Changing these characters to upper case
data$PROPDMGEXP <- toupper(data$PROPDMGEXP)
data$CROPDMGEXP <- toupper(data$CROPDMGEXP)
unique(data$PROPDMGEXP); unique(data$CROPDMGEXP)
## [1] "K" "M" "" "B" "+" "0" "5" "6" "?" "4" "2" "3" "H" "7" "-" "1" "8"
## [1] "" "M" "K" "B" "?" "0" "2"
Assigning numeric value according to the characters: Billion (9), Hundred (2), Kilo (3), and Million (6)

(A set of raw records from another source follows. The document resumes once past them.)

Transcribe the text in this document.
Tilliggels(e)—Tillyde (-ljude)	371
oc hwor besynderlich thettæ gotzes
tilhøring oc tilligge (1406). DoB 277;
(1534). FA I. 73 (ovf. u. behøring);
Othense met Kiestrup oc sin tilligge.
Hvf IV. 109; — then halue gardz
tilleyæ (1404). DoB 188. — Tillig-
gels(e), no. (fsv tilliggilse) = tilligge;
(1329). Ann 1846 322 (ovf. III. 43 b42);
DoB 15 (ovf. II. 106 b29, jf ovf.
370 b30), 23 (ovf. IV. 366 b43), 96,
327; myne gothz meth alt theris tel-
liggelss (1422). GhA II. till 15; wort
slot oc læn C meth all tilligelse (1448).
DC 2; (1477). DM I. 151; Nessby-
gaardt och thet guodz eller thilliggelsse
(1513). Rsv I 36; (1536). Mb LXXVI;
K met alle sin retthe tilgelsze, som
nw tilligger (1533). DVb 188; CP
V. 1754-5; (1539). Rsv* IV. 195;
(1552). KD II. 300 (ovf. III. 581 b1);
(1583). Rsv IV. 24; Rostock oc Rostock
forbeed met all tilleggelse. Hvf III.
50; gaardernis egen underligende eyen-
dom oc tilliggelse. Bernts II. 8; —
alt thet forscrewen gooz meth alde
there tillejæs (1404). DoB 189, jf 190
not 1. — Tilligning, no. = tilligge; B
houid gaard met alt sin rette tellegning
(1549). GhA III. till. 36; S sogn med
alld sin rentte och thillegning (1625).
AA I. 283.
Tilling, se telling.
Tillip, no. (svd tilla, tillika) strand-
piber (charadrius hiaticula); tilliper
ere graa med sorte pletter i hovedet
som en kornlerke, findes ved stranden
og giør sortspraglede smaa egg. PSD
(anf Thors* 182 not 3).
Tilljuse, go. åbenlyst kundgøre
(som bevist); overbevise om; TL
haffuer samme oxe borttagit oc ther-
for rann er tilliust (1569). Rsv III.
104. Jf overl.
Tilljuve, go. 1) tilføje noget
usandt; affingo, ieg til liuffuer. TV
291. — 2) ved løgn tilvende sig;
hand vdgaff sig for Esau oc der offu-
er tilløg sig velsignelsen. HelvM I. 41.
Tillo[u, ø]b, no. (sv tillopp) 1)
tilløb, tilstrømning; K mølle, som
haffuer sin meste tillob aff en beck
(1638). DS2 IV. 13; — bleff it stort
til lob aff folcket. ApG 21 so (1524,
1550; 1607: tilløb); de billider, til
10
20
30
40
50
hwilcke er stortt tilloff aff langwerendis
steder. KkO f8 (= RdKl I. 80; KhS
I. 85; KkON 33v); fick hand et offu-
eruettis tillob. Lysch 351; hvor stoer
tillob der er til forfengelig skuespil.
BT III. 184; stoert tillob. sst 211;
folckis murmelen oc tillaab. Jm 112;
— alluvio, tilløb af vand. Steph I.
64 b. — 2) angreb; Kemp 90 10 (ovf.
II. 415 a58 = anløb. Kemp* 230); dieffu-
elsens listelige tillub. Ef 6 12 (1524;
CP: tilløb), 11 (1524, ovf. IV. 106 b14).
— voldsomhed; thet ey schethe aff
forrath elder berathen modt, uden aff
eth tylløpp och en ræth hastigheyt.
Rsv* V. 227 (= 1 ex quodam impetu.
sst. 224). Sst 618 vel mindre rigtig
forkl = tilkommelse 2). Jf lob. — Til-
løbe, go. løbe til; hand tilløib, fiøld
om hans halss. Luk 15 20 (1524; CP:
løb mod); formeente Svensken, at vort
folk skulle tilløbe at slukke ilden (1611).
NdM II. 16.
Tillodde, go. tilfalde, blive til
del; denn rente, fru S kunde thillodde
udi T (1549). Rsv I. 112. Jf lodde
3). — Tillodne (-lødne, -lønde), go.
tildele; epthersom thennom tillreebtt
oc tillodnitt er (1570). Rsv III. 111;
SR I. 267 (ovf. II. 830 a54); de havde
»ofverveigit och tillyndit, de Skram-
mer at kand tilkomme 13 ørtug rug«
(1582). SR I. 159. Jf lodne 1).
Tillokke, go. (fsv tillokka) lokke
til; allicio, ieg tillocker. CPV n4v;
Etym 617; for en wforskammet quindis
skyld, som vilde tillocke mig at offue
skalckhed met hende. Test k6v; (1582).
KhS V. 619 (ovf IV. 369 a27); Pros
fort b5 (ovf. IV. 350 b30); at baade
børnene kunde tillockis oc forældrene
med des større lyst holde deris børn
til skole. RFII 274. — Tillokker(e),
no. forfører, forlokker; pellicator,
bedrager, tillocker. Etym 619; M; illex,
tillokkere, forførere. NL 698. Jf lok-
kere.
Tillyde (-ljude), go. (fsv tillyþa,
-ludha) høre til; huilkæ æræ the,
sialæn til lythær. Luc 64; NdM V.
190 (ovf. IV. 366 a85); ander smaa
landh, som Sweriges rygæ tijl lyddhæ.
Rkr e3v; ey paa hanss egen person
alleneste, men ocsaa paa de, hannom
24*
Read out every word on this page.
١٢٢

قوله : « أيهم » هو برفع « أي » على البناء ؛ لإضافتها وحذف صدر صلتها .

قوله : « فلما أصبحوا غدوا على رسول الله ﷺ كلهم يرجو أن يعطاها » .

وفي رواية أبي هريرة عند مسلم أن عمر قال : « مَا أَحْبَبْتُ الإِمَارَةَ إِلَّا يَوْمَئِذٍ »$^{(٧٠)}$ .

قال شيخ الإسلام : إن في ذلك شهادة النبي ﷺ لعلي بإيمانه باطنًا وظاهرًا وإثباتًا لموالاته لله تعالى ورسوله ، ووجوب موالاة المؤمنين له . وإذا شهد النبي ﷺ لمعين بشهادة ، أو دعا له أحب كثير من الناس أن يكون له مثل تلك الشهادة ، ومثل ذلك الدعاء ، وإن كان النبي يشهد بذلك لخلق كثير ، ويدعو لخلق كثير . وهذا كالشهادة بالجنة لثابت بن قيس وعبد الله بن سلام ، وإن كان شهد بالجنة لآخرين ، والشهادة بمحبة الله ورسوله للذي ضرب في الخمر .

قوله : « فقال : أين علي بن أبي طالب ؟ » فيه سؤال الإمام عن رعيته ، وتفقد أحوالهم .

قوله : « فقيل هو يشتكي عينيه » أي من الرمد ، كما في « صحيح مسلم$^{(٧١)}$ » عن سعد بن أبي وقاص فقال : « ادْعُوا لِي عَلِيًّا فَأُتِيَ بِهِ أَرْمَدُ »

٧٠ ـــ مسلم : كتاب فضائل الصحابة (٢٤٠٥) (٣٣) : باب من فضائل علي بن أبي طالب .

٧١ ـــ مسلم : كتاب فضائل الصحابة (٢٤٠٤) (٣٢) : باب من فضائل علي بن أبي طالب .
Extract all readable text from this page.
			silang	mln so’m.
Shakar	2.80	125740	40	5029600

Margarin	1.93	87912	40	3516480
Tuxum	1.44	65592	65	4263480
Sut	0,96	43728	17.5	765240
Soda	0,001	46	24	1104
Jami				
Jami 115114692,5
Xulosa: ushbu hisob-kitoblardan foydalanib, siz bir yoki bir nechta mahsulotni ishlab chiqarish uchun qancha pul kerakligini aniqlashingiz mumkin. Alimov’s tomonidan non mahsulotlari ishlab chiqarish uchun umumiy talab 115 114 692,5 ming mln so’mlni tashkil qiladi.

data[data$PROPDMGEXP == "B", "PROPDMGEXP"] <- 9
data[data$PROPDMGEXP == "M", "PROPDMGEXP"] <- 6
data[data$PROPDMGEXP == "K", "PROPDMGEXP"] <- 3
data[data$PROPDMGEXP == "H", "PROPDMGEXP"] <- 2
data[data$PROPDMGEXP %in% c("", "+", "-", "?"), "PROPDMGEXP"] <- "0"
data[data$CROPDMGEXP %in% c("", "+", "-", "?"), "CROPDMGEXP"] <- "0"
data[data$CROPDMGEXP == "B", "CROPDMGEXP"] <- 9
data[data$CROPDMGEXP == "M", "CROPDMGEXP"] <- 6
data[data$CROPDMGEXP == "K", "CROPDMGEXP"] <- 3
data[data$CROPDMGEXP == "H", "CROPDMGEXP"] <- 2
unique(c(data$PROPDMGEXP, data$CROPDMGEXP))
## [1] "3" "6" "0" "9" "5" "4" "2" "7" "1" "8"
Assign the PDMGEXP value
data$PROPDMGEXP <- 10^(as.numeric(data$PROPDMGEXP))
data$CROPDMGEXP <- 10^(as.numeric(data$CROPDMGEXP))
Calculate the total damage
data$DMGTOTAL <- data$PROPDMGEXP * data$PROPDMG + data$CROPDMGEXP * data$CROPDMG
Extract the value (DMGToTAL, EVTYPE)
DamageByType <- aggregate(data$DMGTOTAL, by = list(EVENT= data$EVTYPE), sum)
DamageByType <- DamageByType[order(DamageByType$x, decreasing = TRUE), ]
head(DamageByType)
## EVENT x
## 170 FLOOD 150319678257
## 411 HURRICANE/TYPHOON 71913712800
## 834 TORNADO 57362333947
## 670 STORM SURGE 43323541000
## 244 HAIL 18761221986
## 153 FLASH FLOOD 18243991079
Drawing plot
library(ggplot2)
bar2 <- ggplot(DamageByType[1:6, ], aes(EVENT, x, fill = EVENT))
bar2 + geom_bar(stat = "identity") + labs(x = "Event Type", y = "Total Damage") + ggtitle("Top 6 events that cause severe damage")
Looking at the graph, we can see that FLOOD is responsible for most of
the damage occurred.
Based on the graph obtained, while FLOOD is responsible for most of the damage, TORNADO is the major cause of human injuries and fatalities.